Details
-
Bug
-
Resolution: Fixed
-
Major
-
Lustre 2.7.0, Lustre 2.5.2
-
options lnet ip2nets="o2ib8(ib0) 10.150.10.[1-12]; o2ib8000(ib0) 10.150.10.[1-8]; o2ib8002(ib0:1) 10.151.10.[9-12];"
-
3
-
16610
Description
the OSS host has both 10.150 and 10.151 IP addresses. The 10.150 address is actually assigned to the IB NIC while the 10.151 address is a virtual interface.
The o2ib8 network is used for communication between OSS and MDS nodes. MDS nodes are on o2ib8000 (10.150..). OSS nodes are on o2ib8002 (10.151..).
oss001 kernel: LNet: Added LNI 10.150.10.9@o2ib8 [126/4032/0/0] oss001 kernel: LNet: Added LNI 10.151.10.9@o2ib8002 [126/4032/0/0]
The client and mds nodes fail to complete recovery.

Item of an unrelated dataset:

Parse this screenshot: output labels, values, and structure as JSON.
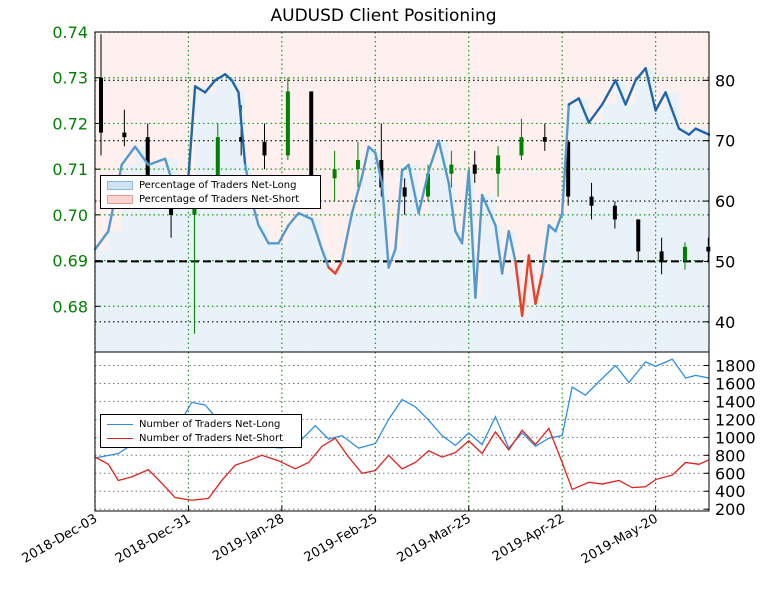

The compute node clients never make the transition to oss002. Throughout the recovery period and after, they continue to send rpcs to oss001. These requests timeout (ptlrpc_expire_one_request).
Client erros:
2014-10-29T17:08:36.465005-05:00 c0-0c1s13n3 LustreError: 6909:0:(mgc_request.c:1488:mgc_apply_recover_logs()) mgc: cannot find uuid by nid 10.150.10.10@o2ib8 2014-10-29T17:08:36.465055-05:00 c0-0c1s13n3 Lustre: 6909:0:(mgc_request.c:1649:mgc_process_recover_log()) Process recover log esfprod-cliir error -2
The main problem is different network address for a nodes and missed functional at the Lustre process config.